Bruce Springsteen: Theologian?
Students who have taken classes with me over the years can attest to the fact that I am a big fan of Bruce Springsteen and his music. Various scholars have attempted to discern the numerous theological themes present in Springsteen’s music. To recount those discussions would take more space than I have available.
One important theological theme in Springsteen’s music can be found in his album called “The Rising,” written after the tragic events on September 11, 2001. The title of the album conjures up notions of eschatology, a theme present in much of Springsteen’s music. In several songs on this album one can hear messages about “last things” as he sings about life, death, and life after death. For example, the song “Waitin On a Sunny Day,” while bouncy and fun, is nevertheless a song about hope for a “sunny day” in the midst of darkness, grief and loss.

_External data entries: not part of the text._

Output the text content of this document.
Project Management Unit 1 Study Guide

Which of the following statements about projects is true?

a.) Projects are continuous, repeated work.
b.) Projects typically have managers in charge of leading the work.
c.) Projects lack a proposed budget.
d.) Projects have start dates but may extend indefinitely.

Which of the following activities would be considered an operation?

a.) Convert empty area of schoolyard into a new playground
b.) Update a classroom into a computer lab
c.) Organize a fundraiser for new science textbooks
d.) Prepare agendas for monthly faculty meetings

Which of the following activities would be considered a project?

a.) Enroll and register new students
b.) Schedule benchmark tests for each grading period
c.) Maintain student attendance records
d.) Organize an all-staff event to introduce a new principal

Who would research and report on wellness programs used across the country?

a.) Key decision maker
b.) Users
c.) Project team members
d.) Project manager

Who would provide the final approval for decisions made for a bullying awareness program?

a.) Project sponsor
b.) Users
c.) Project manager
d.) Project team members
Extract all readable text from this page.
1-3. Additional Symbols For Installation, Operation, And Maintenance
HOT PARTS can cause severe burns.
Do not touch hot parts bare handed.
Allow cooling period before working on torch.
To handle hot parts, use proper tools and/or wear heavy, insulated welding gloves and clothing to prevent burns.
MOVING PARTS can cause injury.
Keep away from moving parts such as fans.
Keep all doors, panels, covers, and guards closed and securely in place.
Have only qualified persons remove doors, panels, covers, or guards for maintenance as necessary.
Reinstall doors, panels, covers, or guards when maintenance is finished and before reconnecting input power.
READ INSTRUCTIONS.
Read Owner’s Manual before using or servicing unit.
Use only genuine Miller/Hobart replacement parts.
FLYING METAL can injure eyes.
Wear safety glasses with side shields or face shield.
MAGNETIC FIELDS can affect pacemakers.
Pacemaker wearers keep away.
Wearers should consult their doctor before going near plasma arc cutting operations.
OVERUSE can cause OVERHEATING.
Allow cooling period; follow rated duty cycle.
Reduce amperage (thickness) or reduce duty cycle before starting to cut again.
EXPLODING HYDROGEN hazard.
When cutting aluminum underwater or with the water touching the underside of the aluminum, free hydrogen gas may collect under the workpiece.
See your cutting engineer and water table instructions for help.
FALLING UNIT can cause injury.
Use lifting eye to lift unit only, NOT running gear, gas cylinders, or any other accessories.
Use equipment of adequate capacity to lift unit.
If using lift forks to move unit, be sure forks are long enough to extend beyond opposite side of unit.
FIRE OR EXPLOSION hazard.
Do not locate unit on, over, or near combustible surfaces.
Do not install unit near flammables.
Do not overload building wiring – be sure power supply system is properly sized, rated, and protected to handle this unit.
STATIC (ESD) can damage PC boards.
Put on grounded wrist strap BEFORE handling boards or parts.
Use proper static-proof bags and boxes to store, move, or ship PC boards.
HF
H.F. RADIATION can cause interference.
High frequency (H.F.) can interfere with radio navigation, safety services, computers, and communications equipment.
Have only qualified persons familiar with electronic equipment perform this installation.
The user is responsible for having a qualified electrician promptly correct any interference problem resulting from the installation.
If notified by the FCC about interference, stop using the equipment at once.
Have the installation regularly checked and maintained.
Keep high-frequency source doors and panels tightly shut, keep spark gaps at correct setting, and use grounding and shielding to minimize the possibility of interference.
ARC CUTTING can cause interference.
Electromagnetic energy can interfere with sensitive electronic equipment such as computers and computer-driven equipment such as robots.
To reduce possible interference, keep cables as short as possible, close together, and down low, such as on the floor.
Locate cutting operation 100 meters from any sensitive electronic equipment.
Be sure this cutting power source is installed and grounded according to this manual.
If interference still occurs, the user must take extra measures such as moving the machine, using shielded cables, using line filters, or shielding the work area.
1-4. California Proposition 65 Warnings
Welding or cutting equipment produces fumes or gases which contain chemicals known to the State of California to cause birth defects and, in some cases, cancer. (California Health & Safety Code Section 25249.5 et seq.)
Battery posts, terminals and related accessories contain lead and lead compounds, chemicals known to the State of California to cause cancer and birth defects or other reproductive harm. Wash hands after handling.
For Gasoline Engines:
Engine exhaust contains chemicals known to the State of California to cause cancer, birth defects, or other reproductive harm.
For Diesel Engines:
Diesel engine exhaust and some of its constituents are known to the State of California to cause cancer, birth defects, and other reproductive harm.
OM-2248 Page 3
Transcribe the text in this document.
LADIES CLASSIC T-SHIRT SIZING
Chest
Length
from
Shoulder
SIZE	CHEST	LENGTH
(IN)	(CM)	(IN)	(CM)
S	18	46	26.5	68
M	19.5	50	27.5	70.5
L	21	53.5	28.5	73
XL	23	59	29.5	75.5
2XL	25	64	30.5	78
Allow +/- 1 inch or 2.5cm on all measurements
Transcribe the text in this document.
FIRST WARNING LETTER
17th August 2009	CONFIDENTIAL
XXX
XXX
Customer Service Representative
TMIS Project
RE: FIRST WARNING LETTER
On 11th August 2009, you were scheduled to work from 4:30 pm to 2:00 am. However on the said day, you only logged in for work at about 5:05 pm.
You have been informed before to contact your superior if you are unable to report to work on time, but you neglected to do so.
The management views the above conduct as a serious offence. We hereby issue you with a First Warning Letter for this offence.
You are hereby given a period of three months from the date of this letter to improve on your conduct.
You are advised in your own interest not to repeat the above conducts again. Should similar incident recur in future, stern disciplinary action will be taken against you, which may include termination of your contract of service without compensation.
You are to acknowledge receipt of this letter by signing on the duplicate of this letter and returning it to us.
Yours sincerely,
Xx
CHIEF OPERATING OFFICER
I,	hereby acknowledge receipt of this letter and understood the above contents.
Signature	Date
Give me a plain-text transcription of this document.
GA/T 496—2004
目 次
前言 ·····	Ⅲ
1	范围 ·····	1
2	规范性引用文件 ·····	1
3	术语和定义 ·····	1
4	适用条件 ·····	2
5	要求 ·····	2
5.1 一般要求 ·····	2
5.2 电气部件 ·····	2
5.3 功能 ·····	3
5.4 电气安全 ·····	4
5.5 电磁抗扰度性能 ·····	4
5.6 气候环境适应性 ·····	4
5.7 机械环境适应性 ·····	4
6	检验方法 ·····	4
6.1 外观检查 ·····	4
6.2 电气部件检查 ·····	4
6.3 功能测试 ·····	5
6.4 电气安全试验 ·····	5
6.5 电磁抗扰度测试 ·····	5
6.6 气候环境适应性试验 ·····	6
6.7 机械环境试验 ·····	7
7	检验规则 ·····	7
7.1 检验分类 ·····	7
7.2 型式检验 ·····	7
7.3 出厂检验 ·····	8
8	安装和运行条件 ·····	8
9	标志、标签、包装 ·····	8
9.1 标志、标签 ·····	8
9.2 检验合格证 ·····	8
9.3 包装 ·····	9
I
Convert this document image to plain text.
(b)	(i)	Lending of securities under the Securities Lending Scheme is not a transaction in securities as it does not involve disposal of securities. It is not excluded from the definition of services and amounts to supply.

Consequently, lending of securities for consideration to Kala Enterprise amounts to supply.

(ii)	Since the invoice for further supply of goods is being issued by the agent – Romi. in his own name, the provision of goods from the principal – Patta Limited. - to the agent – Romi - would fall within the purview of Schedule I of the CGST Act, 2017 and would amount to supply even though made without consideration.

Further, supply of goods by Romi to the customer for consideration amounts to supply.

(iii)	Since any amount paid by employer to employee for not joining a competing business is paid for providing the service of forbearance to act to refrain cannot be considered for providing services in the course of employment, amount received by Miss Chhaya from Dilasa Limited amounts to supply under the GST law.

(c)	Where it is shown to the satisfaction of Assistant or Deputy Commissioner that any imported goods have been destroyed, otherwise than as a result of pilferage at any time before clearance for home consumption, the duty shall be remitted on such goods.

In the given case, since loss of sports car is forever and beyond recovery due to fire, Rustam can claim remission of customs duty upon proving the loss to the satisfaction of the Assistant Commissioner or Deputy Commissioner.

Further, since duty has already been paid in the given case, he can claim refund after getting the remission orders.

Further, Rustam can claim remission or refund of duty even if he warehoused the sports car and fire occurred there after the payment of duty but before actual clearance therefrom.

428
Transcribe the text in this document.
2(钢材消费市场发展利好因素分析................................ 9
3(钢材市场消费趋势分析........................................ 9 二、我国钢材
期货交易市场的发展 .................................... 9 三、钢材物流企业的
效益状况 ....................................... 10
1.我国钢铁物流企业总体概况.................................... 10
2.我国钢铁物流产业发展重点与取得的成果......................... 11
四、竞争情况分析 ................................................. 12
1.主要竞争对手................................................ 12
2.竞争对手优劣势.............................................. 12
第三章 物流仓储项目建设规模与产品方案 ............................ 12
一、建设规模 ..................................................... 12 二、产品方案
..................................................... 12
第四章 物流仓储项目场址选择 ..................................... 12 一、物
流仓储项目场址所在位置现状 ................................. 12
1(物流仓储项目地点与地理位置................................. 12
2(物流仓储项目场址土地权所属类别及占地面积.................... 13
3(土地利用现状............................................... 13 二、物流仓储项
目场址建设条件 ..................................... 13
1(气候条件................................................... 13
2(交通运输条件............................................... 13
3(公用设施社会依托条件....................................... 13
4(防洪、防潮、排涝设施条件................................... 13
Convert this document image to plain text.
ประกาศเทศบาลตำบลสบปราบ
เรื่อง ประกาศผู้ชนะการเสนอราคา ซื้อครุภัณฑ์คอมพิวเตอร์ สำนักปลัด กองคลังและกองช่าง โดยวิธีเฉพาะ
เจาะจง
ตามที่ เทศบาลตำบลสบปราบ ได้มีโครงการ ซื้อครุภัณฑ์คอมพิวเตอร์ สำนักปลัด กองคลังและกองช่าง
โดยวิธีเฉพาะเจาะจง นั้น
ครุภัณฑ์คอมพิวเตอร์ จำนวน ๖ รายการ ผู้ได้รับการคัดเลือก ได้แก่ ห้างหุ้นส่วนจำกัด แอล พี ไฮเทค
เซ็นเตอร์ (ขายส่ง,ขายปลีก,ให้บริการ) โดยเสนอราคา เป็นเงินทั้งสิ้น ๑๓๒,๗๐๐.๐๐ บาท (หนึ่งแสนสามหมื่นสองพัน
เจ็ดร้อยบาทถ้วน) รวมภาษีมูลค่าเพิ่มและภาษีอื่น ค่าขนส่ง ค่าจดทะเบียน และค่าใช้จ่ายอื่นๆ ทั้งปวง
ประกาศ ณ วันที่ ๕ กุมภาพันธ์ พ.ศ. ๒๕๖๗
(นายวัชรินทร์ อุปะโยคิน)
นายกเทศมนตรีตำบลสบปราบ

The longest track on the album at more than 6 minutes is an invitation to the party at “Mary’s Place,” no doubt an allusion to Heaven. The song’s second verse begins with the lyrics:
Familiar faces around me,
Laughter fills the air,
Your lovin grace surrounds me,
Mary’s Place is Heaven. Those who come to the party see familiar faces, celebration, and the loving grace of Mary, most likely a reference to the mother of Jesus. “Everybody’s here may suggest a hint of universalism in Springsteen’s theology.
The most chilling song on the album is called “Paradise” which explores different perspectives on the afterlife. The first verse of the song graphically examines the feelings of a Palestinian suicide bomber just before his death:
Where the river runs black
I take the schoolbooks from your pack
Plastics, wire and your kiss
The breath of eternity on your lips
In the crowded marketplace
I drift from face to face
I hole my breath and close my eyes
I hold my breath and close my eyes
And I wait for paradise
And I wait for paradise.
Another (and perhaps best) example of eschatology on the album is the title track called “The Rising.” This recalls the horrors of the collapse of the World Trade Center towers and the firemen who died and has resurrection as its major theme. The chorus of the song is an invitation to “come on up for the rising” and later speaks of “Mary’s garden, a garden of a thousand sighs.”
Bruce Springsteen is not a Gospel musician per se. However, his music contains important allusions to theological themes. And for his loyal fans, these songs give us encouragement as we travel the journey of life.